Decades ago, the best way to interact with the customer was face-to-face. Fast-forward to the noughties, and the World Wide Web replaced face-to-face with interface-driven interactions. These interfaces provided a simplified way for users to make inputs into complex machine computations to create the desired outputs. From there, the move to mobile ensued, which provided a smaller and lighter version of the Web. And now mobile has evolved into the app world of today.
However, one of the challenges faced by businesses today is that people are downloading fewer apps because the entire customer engagement process has become abstracted and impersonal. The humanised touch of face-to-face has been replaced by interfaces that generalise interactions, and app stores and page rankings have widened the gap between the company and the customer. This suggests the time of apps as the customer engagement platform of choice might already be entering twilight.
Some of these new methods include digital assistants, with services such as Siri, Cortana, Facebook M, Viv, Hound, Google Assistant and many more coming to the fore. Another form of interaction that has recently become popular is through bots – chatbots, more specifically.
Satya Nadella, CEO of Microsoft, said at this year’s Build Conference that bots are the new apps. He also said human language is the new UI (user interface). In future, he added, computers will be infused with intelligence about people and their context, and will transform how users’ digital selves interact with businesses.
This is part of a drive from companies such as Microsoft, Google, Facebook and Apple to provide businesses with new ways to engage with their customers, using the basics of chat interfaces like Skype, Allo, Facebook Messenger and iMessage.
The time of apps as the customer engagement platform of choice might already be entering twilight.
Moving in this new direction of conversational user interfaces removes all of the navigational structures the Web and apps provide, and replaces it with a ‘freeform input field’. This poses multiple challenges, especially on a technological front, as users are now allowed to navigate through value offerings using natural language.
Everyone has encountered some type of input-based user interface. This could have been in the form of a search or menu-driven interface, such as unstructured supplementary service data or interactive voice response. The limitation shared by these interfaces is that the interaction is not a fluid conversation. Until now, there have only been unidirectional conversations through these interfaces, with either end of the conversation being a static or crafted response.
Advances in natural language processing, machine learning and artificial intelligence have been the catalysts of the chatbot revolution, with numerous chatbot-based platforms being launched in 2016. Big tech players have also centred their developer conferences on these bots. Without a doubt, there will be more development in this space over the coming months.
At Facebook’s F8 conference earlier this year, for example, the company announced it is opening up the Messenger platform, which boasts 900 million active users, to developers and businesses to create chatbots that interact with their customers. Facebook said a growing number of businesses were already using the Messanger platform to communicate with customers. Chatbots would allow businesses to create conversational experiences for their customers that are personalised and fit in with how they already communicate, the company said.
Although chatbots have made an impact in the developer communities, it has yet to be seen what the mass adoption of these interactions will look like.
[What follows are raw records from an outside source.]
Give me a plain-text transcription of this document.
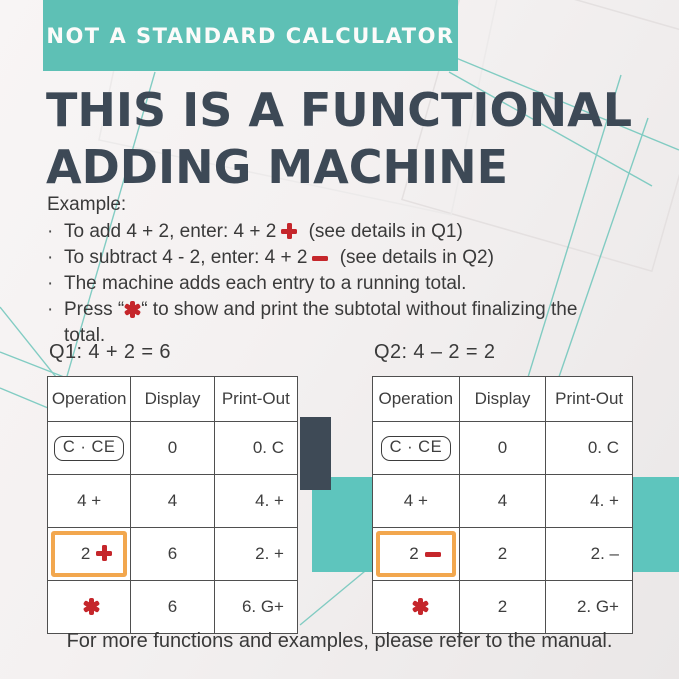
NOT A STANDARD CALCULATOR
THIS IS A FUNCTIONAL
ADDING MACHINE
Example:
· To add 4 + 2, enter: 4 + 2 (see details in Q1)
· To subtract 4 - 2, enter: 4 + 2 (see details in Q2)
· The machine adds each entry to a running total.
· Press “ “ to show and print the subtotal without finalizing the total.
Q1: 4 + 2 = 6
Operation	Display	Print-Out
C · CE	0	0. C
4 +	4	4. +

2	6	2. +

	6	6. G+
Q2: 4 – 2 = 2
Operation	Display	Print-Out
C · CE	0	0. C
4 +	4	4. +

2	2	2. –

	2	2. G+
For more functions and examples, please refer to the manual.
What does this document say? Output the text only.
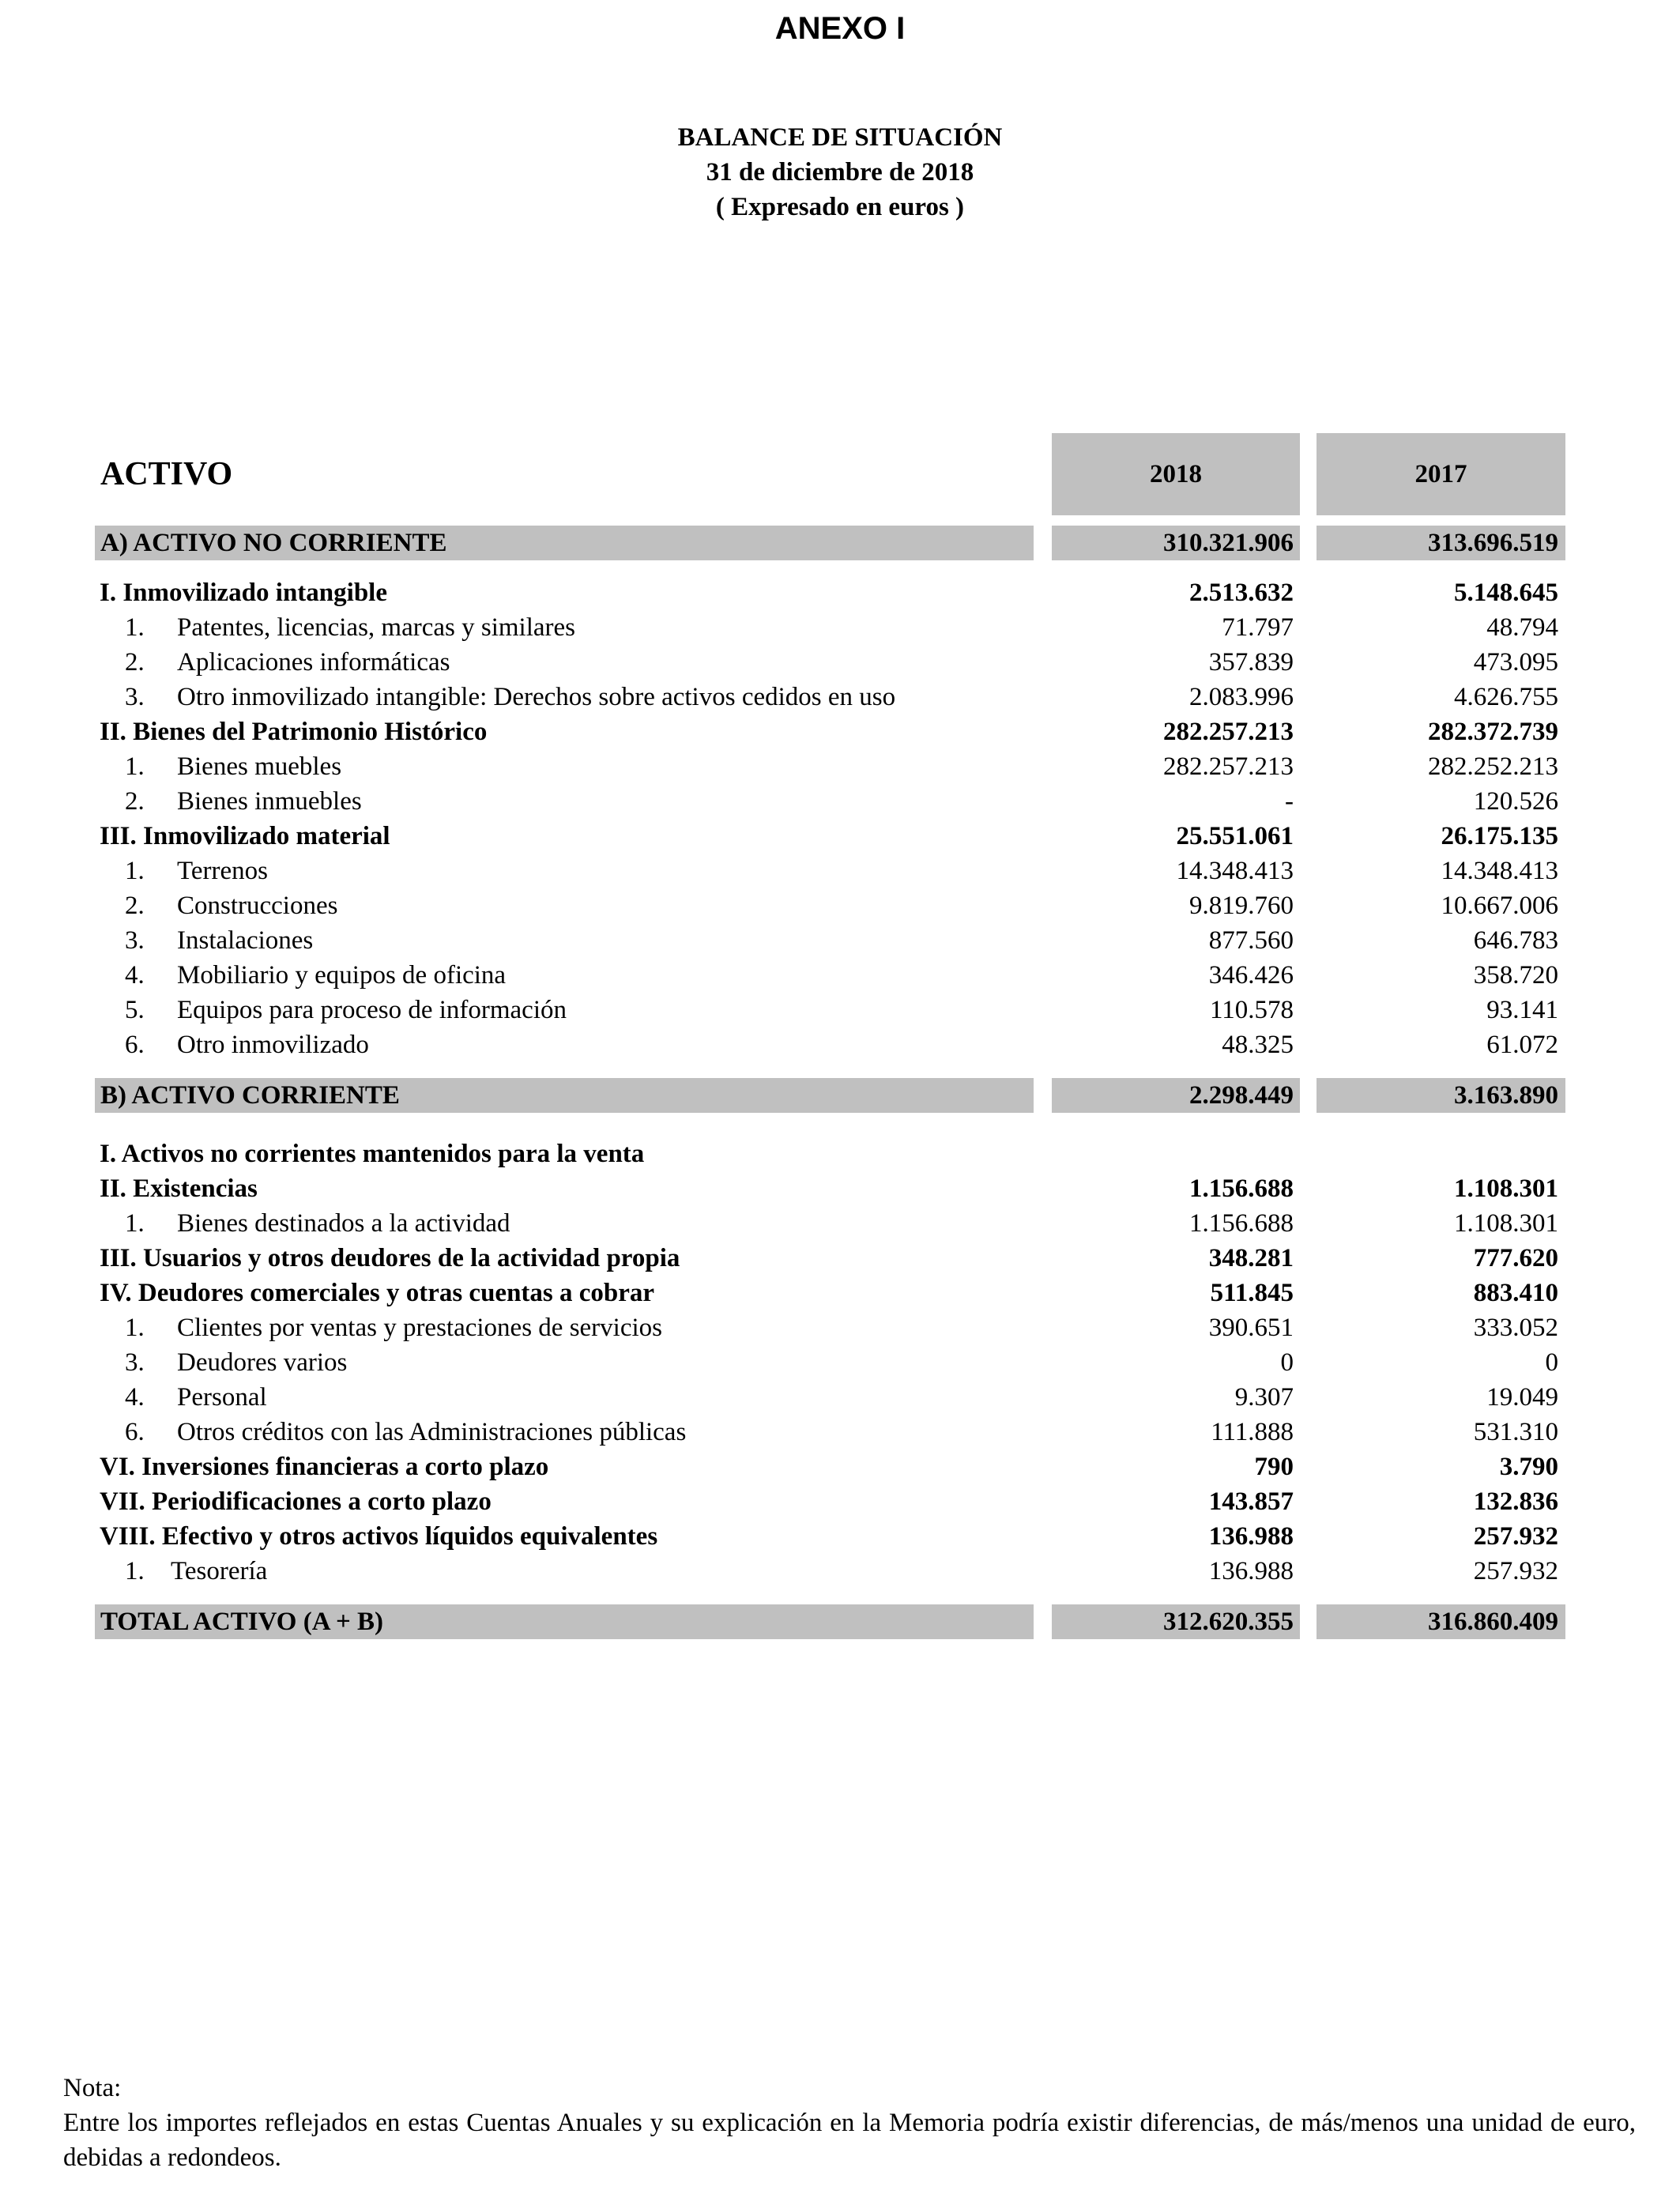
ANEXO I
BALANCE DE SITUACIÓN
31 de diciembre de 2018
( Expresado en euros )
ACTIVO	2018	2017
A) ACTIVO NO CORRIENTE	310.321.906	313.696.519
I. Inmovilizado intangible	2.513.632	5.148.645
1. Patentes, licencias, marcas y similares	71.797	48.794
2. Aplicaciones informáticas	357.839	473.095
3. Otro inmovilizado intangible: Derechos sobre activos cedidos en uso	2.083.996	4.626.755
II. Bienes del Patrimonio Histórico	282.257.213	282.372.739
1. Bienes muebles	282.257.213	282.252.213
2. Bienes inmuebles	-	120.526
III. Inmovilizado material	25.551.061	26.175.135
1. Terrenos	14.348.413	14.348.413
2. Construcciones	9.819.760	10.667.006
3. Instalaciones	877.560	646.783
4. Mobiliario y equipos de oficina	346.426	358.720
5. Equipos para proceso de información	110.578	93.141
6. Otro inmovilizado	48.325	61.072
B) ACTIVO CORRIENTE	2.298.449	3.163.890
I. Activos no corrientes mantenidos para la venta
II. Existencias	1.156.688	1.108.301
1. Bienes destinados a la actividad	1.156.688	1.108.301
III. Usuarios y otros deudores de la actividad propia	348.281	777.620
IV. Deudores comerciales y otras cuentas a cobrar	511.845	883.410
1. Clientes por ventas y prestaciones de servicios	390.651	333.052
3. Deudores varios	0	0
4. Personal	9.307	19.049
6. Otros créditos con las Administraciones públicas	111.888	531.310
VI. Inversiones financieras a corto plazo	790	3.790
VII. Periodificaciones a corto plazo	143.857	132.836
VIII. Efectivo y otros activos líquidos equivalentes	136.988	257.932
1. Tesorería	136.988	257.932
TOTAL ACTIVO (A + B)	312.620.355	316.860.409

Nota:

Entre los importes reflejados en estas Cuentas Anuales y su explicación en la Memoria podría existir diferencias, de más/menos una unidad de euro, debidas a redondeos.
In addition, conversational user interfaces do not stop with chatbots and messaging interfaces, as digital assistants using voice as the input method have also attracted much attention.
There is an exciting journey ahead, as definitions around user experience and user intent – and the value of these conversations – evolve. The environment is fast moving, and the industry and platforms continue to compete for pre-eminence.
However, it is important for businesses to gear up to adapt to these changes and experiment with ways to leverage these new avenues of reaching customers. The changes may seem far away, and many companies are still getting to grips with some of the current means of communication, but the era of exponential change is truly here. Are you ready?